Приглашенный затем П. И. Бирюков показал следующее:
– Я знал Марью Александровну Шмидт двадцать пять лет и всегда считал ее отпавшей от православия. От нее самой мне не раз приходилось слышать, что она не желает быть похороненной по православному обряду. Я знаю, что в существующих законоположениях, поскольку мне приходилось сталкиваться с ними в жизни, очень неясно трактуется вопрос об отпадении от веры. Регистрация отпадавших была всегда затруднительна, и я думаю, что Марья Александровна сделала все, что могла: оставила записки…
Адвокат Тагер обращается к Бирюкову:
– Скажите, свидетель, все близкие и знакомые Марьи Александровны знали ее мнение относительно православия и о ее нежелании быть погребенной с соблюдением православного обряда?
– Да, – ответил Бирюков.
– И вам приходилось слышать от нее это мнение в беседах с вами?
– Несомненно. И для меня ясно, что похороны Марьи Александровны совершались по ее распоряжению.

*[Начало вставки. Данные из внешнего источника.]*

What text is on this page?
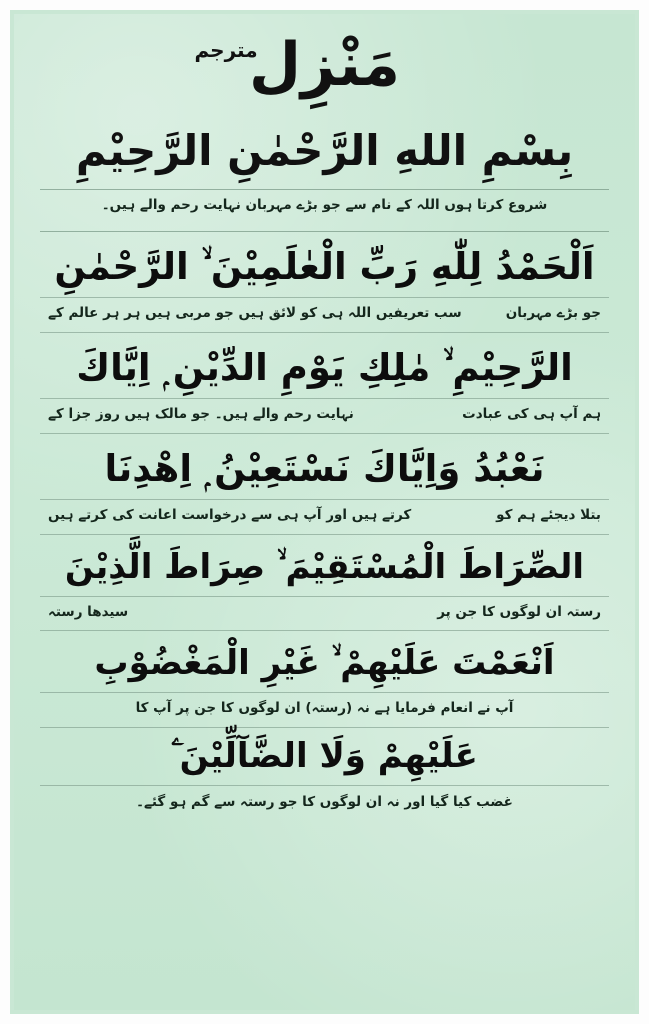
مَنْزِل
مترجم
بِسْمِ اللهِ الرَّحْمٰنِ الرَّحِيْمِ
شروع کرتا ہوں اللہ کے نام سے جو بڑے مہربان نہایت رحم والے ہیں۔
اَلْحَمْدُ لِلّٰهِ رَبِّ الْعٰلَمِيْنَ ۙ الرَّحْمٰنِ
سب تعریفیں اللہ ہی کو لائق ہیں جو مربی ہیں ہر ہر عالم کے	جو بڑے مہربان
الرَّحِيْمِ ۙ مٰلِكِ يَوْمِ الدِّيْنِ ۭ اِيَّاكَ
نہایت رحم والے ہیں۔ جو مالک ہیں روز جزا کے	ہم آپ ہی کی عبادت
نَعْبُدُ وَاِيَّاكَ نَسْتَعِيْنُ ۭ اِهْدِنَا
کرتے ہیں اور آپ ہی سے درخواست اعانت کی کرتے ہیں	بتلا دیجئے ہم کو
الصِّرَاطَ الْمُسْتَقِيْمَ ۙ صِرَاطَ الَّذِيْنَ
سیدھا رستہ	رستہ ان لوگوں کا جن پر
اَنْعَمْتَ عَلَيْهِمْ ۙ غَيْرِ الْمَغْضُوْبِ
آپ نے انعام فرمایا ہے نہ (رستہ) ان لوگوں کا جن پر آپ کا
عَلَيْهِمْ وَلَا الضَّآلِّيْنَ ۧ
غضب کیا گیا اور نہ ان لوگوں کا جو رستہ سے گم ہو گئے۔
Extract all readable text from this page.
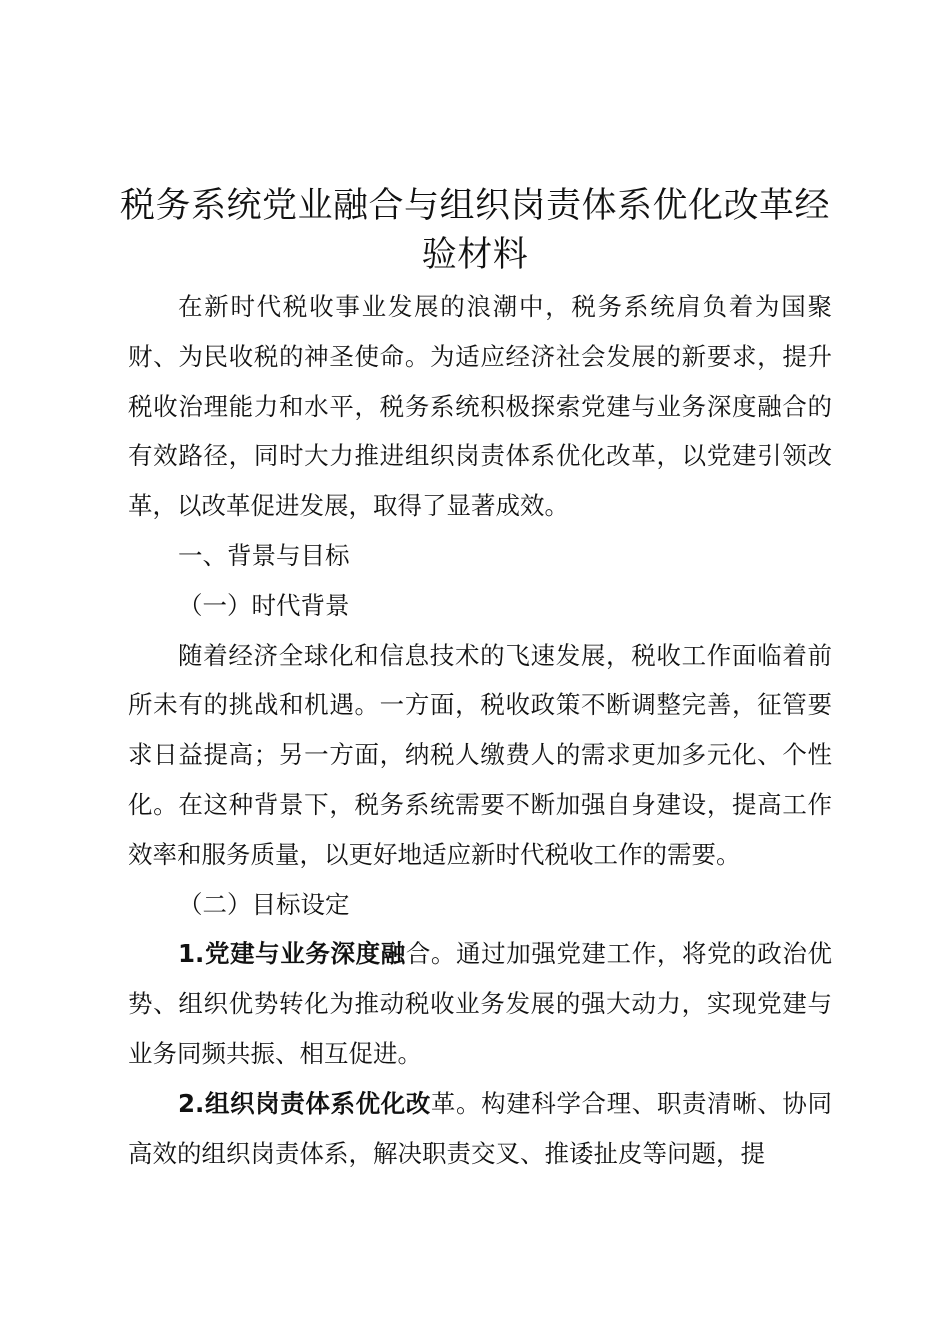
税务系统党业融合与组织岗责体系优化改革经
验材料

在新时代税收事业发展的浪潮中，税务系统肩负着为国聚财、为民收税的神圣使命。为适应经济社会发展的新要求，提升税收治理能力和水平，税务系统积极探索党建与业务深度融合的有效路径，同时大力推进组织岗责体系优化改革，以党建引领改革，以改革促进发展，取得了显著成效。

一、背景与目标

（一）时代背景

随着经济全球化和信息技术的飞速发展，税收工作面临着前所未有的挑战和机遇。一方面，税收政策不断调整完善，征管要求日益提高；另一方面，纳税人缴费人的需求更加多元化、个性化。在这种背景下，税务系统需要不断加强自身建设，提高工作效率和服务质量，以更好地适应新时代税收工作的需要。

（二）目标设定

1.党建与业务深度融合。通过加强党建工作，将党的政治优势、组织优势转化为推动税收业务发展的强大动力，实现党建与业务同频共振、相互促进。

2.组织岗责体系优化改革。构建科学合理、职责清晰、协同高效的组织岗责体系，解决职责交叉、推诿扯皮等问题，提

Тут один из членов суда, тот самый, который обращался и к Булыгину, ставит Бирюкову вопрос:
– А не знаете ли вы, свидетель, или не приходилось ли вам слышать от кого-нибудь, не обращалась ли покойная Шмидт с заявлением к губернатору об отпадении ее от православия и о причислении ее к какому-нибудь другому вероисповеданию?

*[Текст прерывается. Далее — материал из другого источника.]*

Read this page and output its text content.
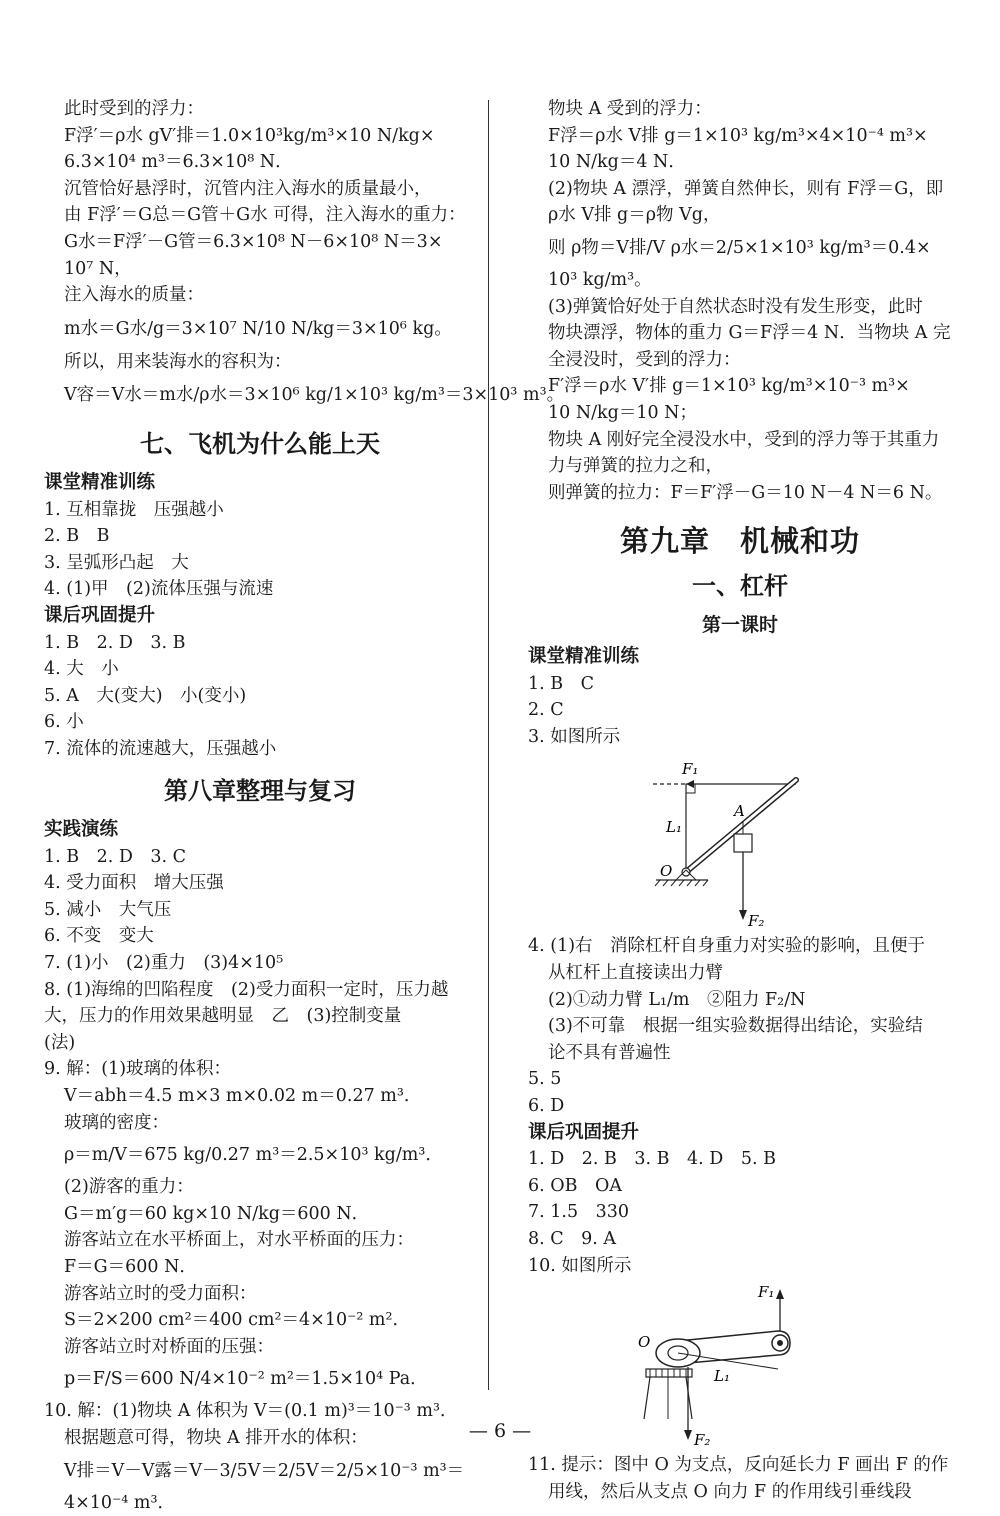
此时受到的浮力：
F浮′＝ρ水 gV′排＝1.0×10³kg/m³×10 N/kg×
6.3×10⁴ m³＝6.3×10⁸ N．
沉管恰好悬浮时，沉管内注入海水的质量最小，
由 F浮′＝G总＝G管＋G水 可得，注入海水的重力：
G水＝F浮′－G管＝6.3×10⁸ N－6×10⁸ N＝3×
10⁷ N，
注入海水的质量：
m水＝G水/g＝3×10⁷ N/10 N/kg＝3×10⁶ kg。
所以，用来装海水的容积为：
V容＝V水＝m水/ρ水＝3×10⁶ kg/1×10³ kg/m³＝3×10³ m³。
七、飞机为什么能上天
课堂精准训练
1. 互相靠拢　压强越小
2. B　B
3. 呈弧形凸起　大
4. (1)甲　(2)流体压强与流速
课后巩固提升
1. B　2. D　3. B
4. 大　小
5. A　大(变大)　小(变小)
6. 小
7. 流体的流速越大，压强越小
第八章整理与复习
实践演练
1. B　2. D　3. C
4. 受力面积　增大压强
5. 减小　大气压
6. 不变　变大
7. (1)小　(2)重力　(3)4×10⁵
8. (1)海绵的凹陷程度　(2)受力面积一定时，压力越
大，压力的作用效果越明显　乙　(3)控制变量
(法)
9. 解：(1)玻璃的体积：
V＝abh＝4.5 m×3 m×0.02 m＝0.27 m³．
玻璃的密度：
ρ＝m/V＝675 kg/0.27 m³＝2.5×10³ kg/m³．
(2)游客的重力：
G＝m′g＝60 kg×10 N/kg＝600 N．
游客站立在水平桥面上，对水平桥面的压力：
F＝G＝600 N．
游客站立时的受力面积：
S＝2×200 cm²＝400 cm²＝4×10⁻² m²．
游客站立时对桥面的压强：
p＝F/S＝600 N/4×10⁻² m²＝1.5×10⁴ Pa．
10. 解：(1)物块 A 体积为 V＝(0.1 m)³＝10⁻³ m³．
根据题意可得，物块 A 排开水的体积：
V排＝V－V露＝V－3/5V＝2/5V＝2/5×10⁻³ m³＝
4×10⁻⁴ m³．
物块 A 受到的浮力：
F浮＝ρ水 V排 g＝1×10³ kg/m³×4×10⁻⁴ m³×
10 N/kg＝4 N．
(2)物块 A 漂浮，弹簧自然伸长，则有 F浮＝G，即
ρ水 V排 g＝ρ物 Vg，
则 ρ物＝V排/V ρ水＝2/5×1×10³ kg/m³＝0.4×
10³ kg/m³。
(3)弹簧恰好处于自然状态时没有发生形变，此时
物块漂浮，物体的重力 G＝F浮＝4 N．当物块 A 完
全浸没时，受到的浮力：
F′浮＝ρ水 V′排 g＝1×10³ kg/m³×10⁻³ m³×
10 N/kg＝10 N；
物块 A 刚好完全浸没水中，受到的浮力等于其重力
力与弹簧的拉力之和，
则弹簧的拉力：F＝F′浮－G＝10 N－4 N＝6 N。
第九章　机械和功
一、杠杆
第一课时
课堂精准训练
1. B　C
2. C
3. 如图所示
F₁
L₁
A
F₂
O
4. (1)右　消除杠杆自身重力对实验的影响，且便于
从杠杆上直接读出力臂
(2)①动力臂 L₁/m　②阻力 F₂/N
(3)不可靠　根据一组实验数据得出结论，实验结
论不具有普遍性
5. 5
6. D
课后巩固提升
1. D　2. B　3. B　4. D　5. B
6. OB　OA
7. 1.5　330
8. C　9. A
10. 如图所示
F₁
O
L₁
F₂
11. 提示：图中 O 为支点，反向延长力 F 画出 F 的作
用线，然后从支点 O 向力 F 的作用线引垂线段
— 6 —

– Нет, не знаю. не знаю, – ответил Бирюков, покачав отрицательно головой.
Начинаются прения. Выступает прокурор:
– Из 78-й статьи определенно явствует, что наказанию подвергаются лица, виновные в погребении христиан без установленного Церковью обряда, – если только не было для этого внешних препятствий. А в данном случае этих препятствий не было, потому что священник был налицо. Следовательно, все сводится к спору о том, что Шмидт была неправославная. Но проверить этого нельзя, она уже покойная (а ее записки?! – В. Б.), а здесь обвиняются другие лица. Нам важен закон, сенатское решение, которое уже приводилось здесь и которое устанавливает порядок отпадения от православия. По этому решению, пока Шмидт числилась православной, пока она не подавала заявления о своем отпадении от православия, лица, похоронившие ее без соблюдения православного обряда, то есть Горбунов и Буланже, распоряжавшиеся похоронами, должны подвергнуться законной ответственности. Здесь говорилось о затруднении священника, о том, что священник заявил, что будто бы он затруднился отпеть покойную. Но я в этом сомневаюсь. Священник не имел права этого делать. Пока 78-я статья существует и не отменена, до тех пор она имеет свои последствия, и руководство ею обязательно. На этом основании я поддерживаю свое обвинение.
Слово предоставляется защитникам. Первым говорит числящийся защитником Буланже Б. А. Подгорный.
– Господа судьи, не только как профессионал, но и как человек, я вступлю в конфликт с выставленными против моего подзащитного доводами, на которых построено его обвинение. Что касается юридической стороны дела, то я должен сказать, что статья 78-я, которая охраняет не Церковь, а личность умершего, неправильно здесь приведена. Друзья Марьи Александровны Шмидт имели даже формальное право похоронить тело ее без соблюдения обряда: это право дают оставленные покойной собственноручные записки, в которых она делает распоряжения относительно похорон. Эти записки – формальный акт. Специального заявления губернатору не могло последовать от Марьи Александровны Шмидт. Вероучение Льва Николаевича Толстого, к которому принадлежала покойная, отрицает всякую возможность обращения к властям, потому что отрицает самую власть. Покойная только хотела как-нибудь оградить своих друзей от возможности преследования. Прочтите ее трогательную предсмертную записку. В ней она просит никак не преследовать ее друзей, которым она завещала похоронить ее тело без обряда. К кому эти слова обращены? К власти, к ее представителям, быть может, – к вам, господа судьи! Марья Александровна пошла на эту уступку. Для нее это тоже был компромисс. Эта ее точка зрения – священная для Буланже, для каждого человека, – она должна продиктовать вам то совестное решение, которым подзащитный мой бесспорно должен быть оправдан.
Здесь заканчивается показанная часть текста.